The words ecommerce and Boeing (NYSE: BA) don’t normally go together but maybe they should. Ecommerce and the rise of Amazon (NASDAQ: AMZN) might add a lot of money to the historic aircraft maker.
Amazon is actually talking to Boeing about buying new 767 wide-body freightliners for its own airline, The Seattle Times reported back on March 9, 2016. On the same day Amazon announced plans to lease 20 used 767s from Air Transport Services Group (ATSG).
Amazon was also trying to buy 49% of ATSG in an attempt to take more control of its logistics, The Seattle Times revealed. The Everything Store also has plans to increase the size of its network to 100 planes.
Why Amazon wants to take to the Air
Setting up its own air-logistics network makes a lot of sense for Amazon because it would have more control over its logistics infrastructure. A major goal of the new network would be to reduce costs and keep the fulfillment centers full particularly at Christmastime.

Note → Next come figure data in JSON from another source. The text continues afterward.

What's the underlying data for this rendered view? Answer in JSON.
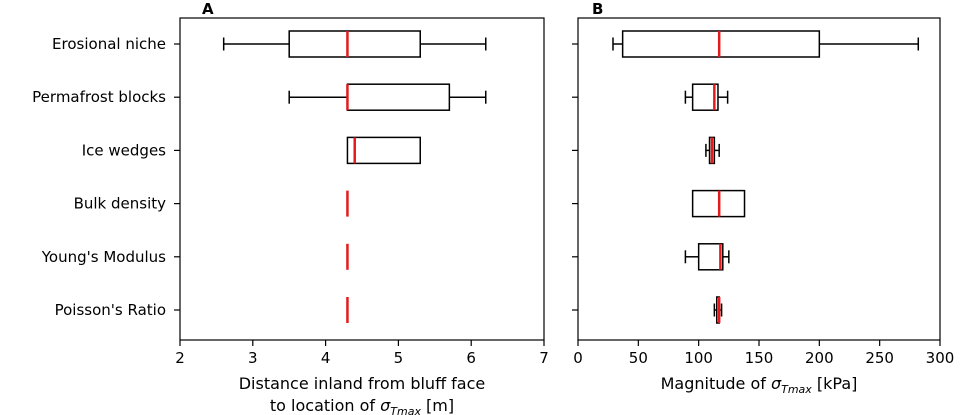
{
  "colors": {
    "median": "#e41a1c",
    "box": "#000000"
  },
  "chart_data": [
    {
      "type": "box",
      "panel": "A",
      "categories": [
        "Erosional niche",
        "Permafrost blocks",
        "Ice wedges",
        "Bulk density",
        "Young's Modulus",
        "Poisson's Ratio"
      ],
      "xlabel_line1": "Distance inland from bluff face",
      "xlabel_line2_prefix": "to location of ",
      "xlabel_symbol": "σ",
      "xlabel_subscript": "Tmax",
      "xlabel_unit": " [m]",
      "xlim": [
        2,
        7
      ],
      "xticks": [
        "2",
        "3",
        "4",
        "5",
        "6",
        "7"
      ],
      "boxes": [
        {
          "category": "Erosional niche",
          "whisker_low": 2.6,
          "q1": 3.5,
          "median": 4.3,
          "q3": 5.3,
          "whisker_high": 6.2
        },
        {
          "category": "Permafrost blocks",
          "whisker_low": 3.5,
          "q1": 4.3,
          "median": 4.3,
          "q3": 5.7,
          "whisker_high": 6.2
        },
        {
          "category": "Ice wedges",
          "whisker_low": 4.3,
          "q1": 4.3,
          "median": 4.4,
          "q3": 5.3,
          "whisker_high": 5.3
        },
        {
          "category": "Bulk density",
          "whisker_low": 4.3,
          "q1": 4.3,
          "median": 4.3,
          "q3": 4.3,
          "whisker_high": 4.3
        },
        {
          "category": "Young's Modulus",
          "whisker_low": 4.3,
          "q1": 4.3,
          "median": 4.3,
          "q3": 4.3,
          "whisker_high": 4.3
        },
        {
          "category": "Poisson's Ratio",
          "whisker_low": 4.3,
          "q1": 4.3,
          "median": 4.3,
          "q3": 4.3,
          "whisker_high": 4.3
        }
      ]
    },
    {
      "type": "box",
      "panel": "B",
      "categories": [
        "Erosional niche",
        "Permafrost blocks",
        "Ice wedges",
        "Bulk density",
        "Young's Modulus",
        "Poisson's Ratio"
      ],
      "xlabel_prefix": "Magnitude of ",
      "xlabel_symbol": "σ",
      "xlabel_subscript": "Tmax",
      "xlabel_unit": " [kPa]",
      "xlim": [
        0,
        300
      ],
      "xticks": [
        "0",
        "50",
        "100",
        "150",
        "200",
        "250",
        "300"
      ],
      "boxes": [
        {
          "category": "Erosional niche",
          "whisker_low": 29,
          "q1": 37,
          "median": 117,
          "q3": 200,
          "whisker_high": 282
        },
        {
          "category": "Permafrost blocks",
          "whisker_low": 89,
          "q1": 95,
          "median": 113,
          "q3": 116,
          "whisker_high": 124
        },
        {
          "category": "Ice wedges",
          "whisker_low": 106,
          "q1": 109,
          "median": 111,
          "q3": 113,
          "whisker_high": 117
        },
        {
          "category": "Bulk density",
          "whisker_low": 95,
          "q1": 95,
          "median": 117,
          "q3": 138,
          "whisker_high": 138
        },
        {
          "category": "Young's Modulus",
          "whisker_low": 89,
          "q1": 100,
          "median": 118,
          "q3": 120,
          "whisker_high": 125
        },
        {
          "category": "Poisson's Ratio",
          "whisker_low": 113,
          "q1": 115,
          "median": 117,
          "q3": 117,
          "whisker_high": 119
        }
      ]
    }
  ]
}
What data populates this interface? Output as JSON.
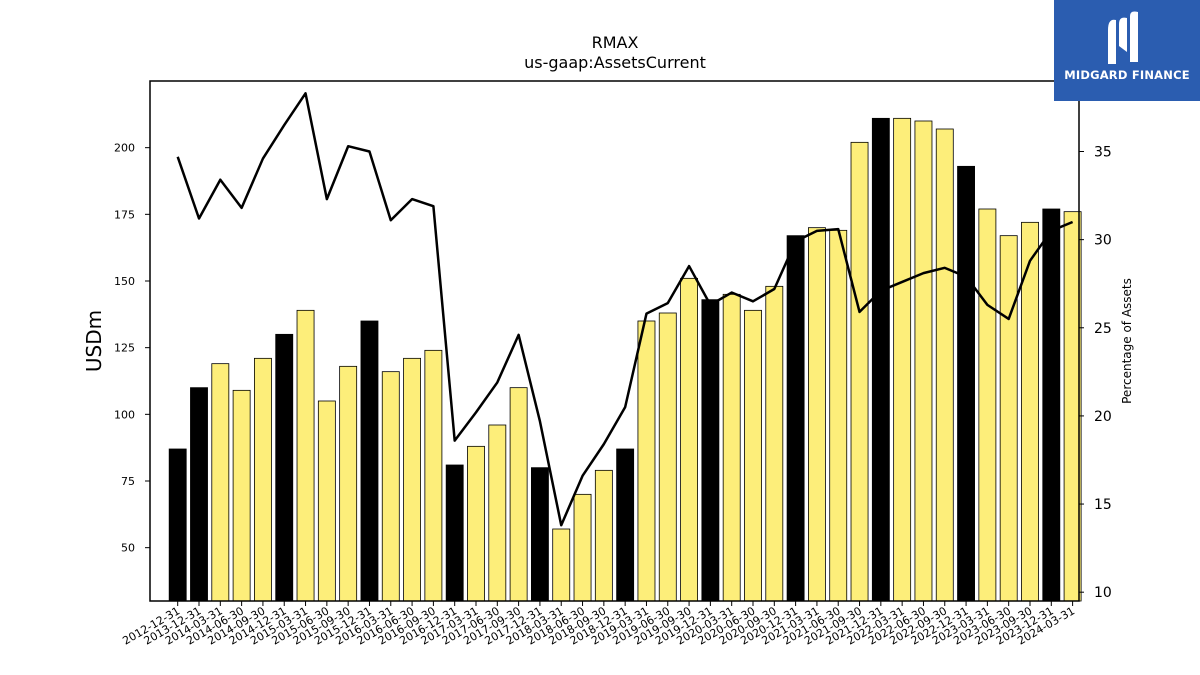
{
  "chart_data": {
    "type": "bar",
    "title": "RMAX",
    "subtitle": "us-gaap:AssetsCurrent",
    "ylabel": "USDm",
    "y2label": "Percentage of Assets",
    "ylim": [
      30,
      225
    ],
    "y2lim": [
      9.5,
      39
    ],
    "yticks": [
      50,
      75,
      100,
      125,
      150,
      175,
      200
    ],
    "y2ticks": [
      10,
      15,
      20,
      25,
      30,
      35
    ],
    "categories": [
      "2012-12-31",
      "2013-12-31",
      "2014-03-31",
      "2014-06-30",
      "2014-09-30",
      "2014-12-31",
      "2015-03-31",
      "2015-06-30",
      "2015-09-30",
      "2015-12-31",
      "2016-03-31",
      "2016-06-30",
      "2016-09-30",
      "2016-12-31",
      "2017-03-31",
      "2017-06-30",
      "2017-09-30",
      "2017-12-31",
      "2018-03-31",
      "2018-06-30",
      "2018-09-30",
      "2018-12-31",
      "2019-03-31",
      "2019-06-30",
      "2019-09-30",
      "2019-12-31",
      "2020-03-31",
      "2020-06-30",
      "2020-09-30",
      "2020-12-31",
      "2021-03-31",
      "2021-06-30",
      "2021-09-30",
      "2021-12-31",
      "2022-03-31",
      "2022-06-30",
      "2022-09-30",
      "2022-12-31",
      "2023-03-31",
      "2023-06-30",
      "2023-09-30",
      "2023-12-31",
      "2024-03-31"
    ],
    "bars": [
      87,
      110,
      119,
      109,
      121,
      130,
      139,
      105,
      118,
      135,
      116,
      121,
      124,
      81,
      88,
      96,
      110,
      80,
      57,
      70,
      79,
      87,
      135,
      138,
      151,
      143,
      145,
      139,
      148,
      167,
      170,
      169,
      202,
      211,
      211,
      210,
      207,
      193,
      177,
      167,
      172,
      177,
      176
    ],
    "bar_year_end": [
      true,
      true,
      false,
      false,
      false,
      true,
      false,
      false,
      false,
      true,
      false,
      false,
      false,
      true,
      false,
      false,
      false,
      true,
      false,
      false,
      false,
      true,
      false,
      false,
      false,
      true,
      false,
      false,
      false,
      true,
      false,
      false,
      false,
      true,
      false,
      false,
      false,
      true,
      false,
      false,
      false,
      true,
      false
    ],
    "line_pct": [
      34.7,
      31.2,
      33.4,
      31.8,
      34.6,
      36.5,
      38.3,
      32.3,
      35.3,
      35.0,
      31.1,
      32.3,
      31.9,
      18.6,
      20.2,
      21.9,
      24.6,
      19.7,
      13.8,
      16.6,
      18.4,
      20.5,
      25.8,
      26.4,
      28.5,
      26.3,
      27.0,
      26.5,
      27.2,
      29.9,
      30.5,
      30.6,
      25.9,
      27.1,
      27.6,
      28.1,
      28.4,
      27.9,
      26.3,
      25.5,
      28.8,
      30.5,
      31.0
    ],
    "colors": {
      "bar_regular": "#fdee7a",
      "bar_year_end": "#000000",
      "bar_edge": "#000000",
      "line": "#000000"
    },
    "grid": false
  },
  "logo": {
    "text": "MIDGARD FINANCE",
    "background": "#2b5db0",
    "icon": "midgard-m-logo-icon"
  }
}
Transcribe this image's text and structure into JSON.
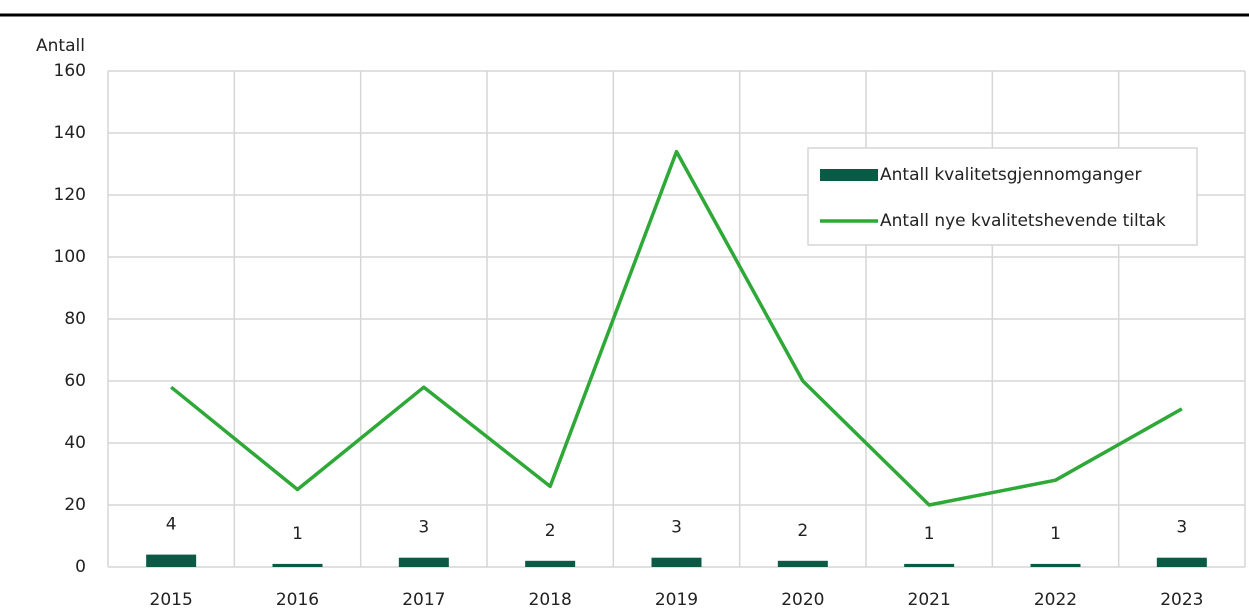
{
  "chart_data": {
    "type": "bar",
    "y_label": "Antall",
    "categories": [
      "2015",
      "2016",
      "2017",
      "2018",
      "2019",
      "2020",
      "2021",
      "2022",
      "2023"
    ],
    "series": [
      {
        "name": "Antall kvalitetsgjennomganger",
        "type": "bar",
        "color": "#0b5a46",
        "values": [
          4,
          1,
          3,
          2,
          3,
          2,
          1,
          1,
          3
        ]
      },
      {
        "name": "Antall nye kvalitetshevende tiltak",
        "type": "line",
        "color": "#2ea836",
        "values": [
          58,
          25,
          58,
          26,
          134,
          60,
          20,
          28,
          51
        ]
      }
    ],
    "ylim": [
      0,
      160
    ],
    "yticks": [
      0,
      20,
      40,
      60,
      80,
      100,
      120,
      140,
      160
    ],
    "grid": true,
    "legend": "upper right"
  }
}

Another reason to set up an Amazon air force is to enable the company to expand and fight off a growing threat from aggressive competitors like Walmart (NYSE: WMT). Walmart is ramping up its online capabilities through the purchase of Jet.com and the hiring of that company’s CEO Mark Lore as its new ecommerce boss. The world’s largest retailer is also effectively leveraging its stores as bases for services like same-day delivery and order online/pickup instore.
Amazon is negotiating with Boeing for the purchase of new 767 airliners which are currently only being built for FedEx (NYSE: FDX), an anonymous source told The Seattle Times. A new 767 cargo jet costs between $70 and $80 million’ but the price is spread out over several years, which can generate a lot of float.
The anonymous source claimed that Amazon had balked at the price tag but Boeing seems to be sure of the deal. Boeing employees told The Seattle Times that the company is trying to open up some production slots at the company’s factory in Everett, Washington; where the 767 is built.
Amazon’s Air Force Would be Good News for Boeing
It goes without saying that Amazon’s air force would be great news for Boeing. If Amazon were to order 100 new 767s that would generate $7 to $8 billion in additional revenue for the aircraft maker.
It would also give competitors like Walmart a strong incentive to launch their own air forces. That would create even more potential customers for Boeing’s air freighters.
Boeing also demonstrates a classic value investment strategy, long embraced by Warren Buffett. Don’t buy the high-profile company that’s really successful; buy the company that supplies; or supports, the big name.
Why Boeing is a better Buy than Amazon
This certainly makes a lot of sense in Boeing’s case; it is a cheaper stock than Amazon and a better stock than the Everything Store. On September 23, 2016, Amazon was trading at $805.20 a share; while Boeing was selling for $131.83 a share.
More importantly Boeing delivered a dividend yield of 3.2% while Amazon paid no dividend. Boeing’s investors took home a dividend of $1.09 on August 10, 2016. That dividend has been growing for quite some time; it was 91¢ on August 5, 2015, 73¢ on August 6, 2014, and 48.5¢ on August 7, 2013. That means Boeing’s dividend has nearly doubled in the past three years.
What is even better is Boeing’s return on equity which was 77.5% on June 30, 2016. In comparison, Amazon’s return on equity was 14.02% on the same day. This means Boeing is a far better income stock than Amazon and a pretty good dividend stock.
Does Boeing Make Money?
Boeing also makes a lot of money, it reported a net income of $3.715 billion, revenues of $96.18 billion, a free cash flow of $2.563 billion and $10.44 billion on June 30, 2016.
All that cash gave Boeing a lot of float; it reported $9.265 billion in cash and short-term investments and $89.61 billion assets on June 30, 2016. In other words, Boeing looks like a really good value stock.
More importantly, its prospects for the future are very bright because ecommerce is continuing to grow dramatically. Statista projected that global ecommerce is expected to grow by 22.7% in 2016, 21.9% in 2017, 20.7% in 2018 and 18.7% in 2019. All that stuff is going to need to get the customer and a lot it will go by air.
That means more planes, which means more orders for Boeing; no matter who owns the air freighters. If it is not Amazon it might be UPS (NYSE: UPS), FedEx, Walmart or even Alibaba (NYSE: BABA). Since a 767 air freighter costs between $70 and $80 million apiece that’s a lot of potential revenue for Boeing.
If you are looking for a company to invest to take advantage of the ecommerce boom; Boeing is a far better deal than Amazon. Even if Amazon’s air force fails to fly; Boeing is still going to make a lot of money from online retail.